Three things need to be considered when using a product and determining its ideal pH.

  1. What is the skin concern you are treating?
  2. What is the desired result of the treatment? Do you want to only increase exfoliation, or for the skin to actually peel?
  3. How much time will this product remain on the skin? Is it an in-spa treatment or an at-home product?

In-spa vs. home care

Everyday home-care products can vary from acidic to alkaline formulations. Professional in-spa use products are usually more acidic and can be formulated as low as pH 2, although the esthetic standard is no lower than a pH 3. Home-care products often range from pH 4–6, depending on whether they are cleansers or treatments that will remain on the skin for a longer period of time. Glycolic acid is the most popular of the acids used in formulations because of its smaller molecular size and ability to penetrate. Often, formulations will include a combination of several different acids. A common favorite combination is glycolic and lactic. Salicylic is often used alone or in combination with glycolic for the treatment of acne.
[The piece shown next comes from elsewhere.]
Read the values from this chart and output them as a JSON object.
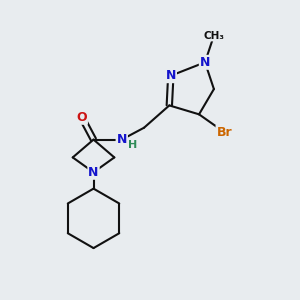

Lower pH products are used in the treatment of hyperpigmentation to obtain visible results by helping to accelerate the exfoliation of pigmentation in the epidermal layer. Try formulations that add holistic and alternative actives to the acid base in order to help prevent—as well as resolve—the current skin concern. Favorites for hyperpigmentation are arbutin, bearberry and kojic acid. Vitamin C, zinc, CoQ10 and retinoic acid help restore metabolic rejuvenation to damaged skin for healthier, long-term results.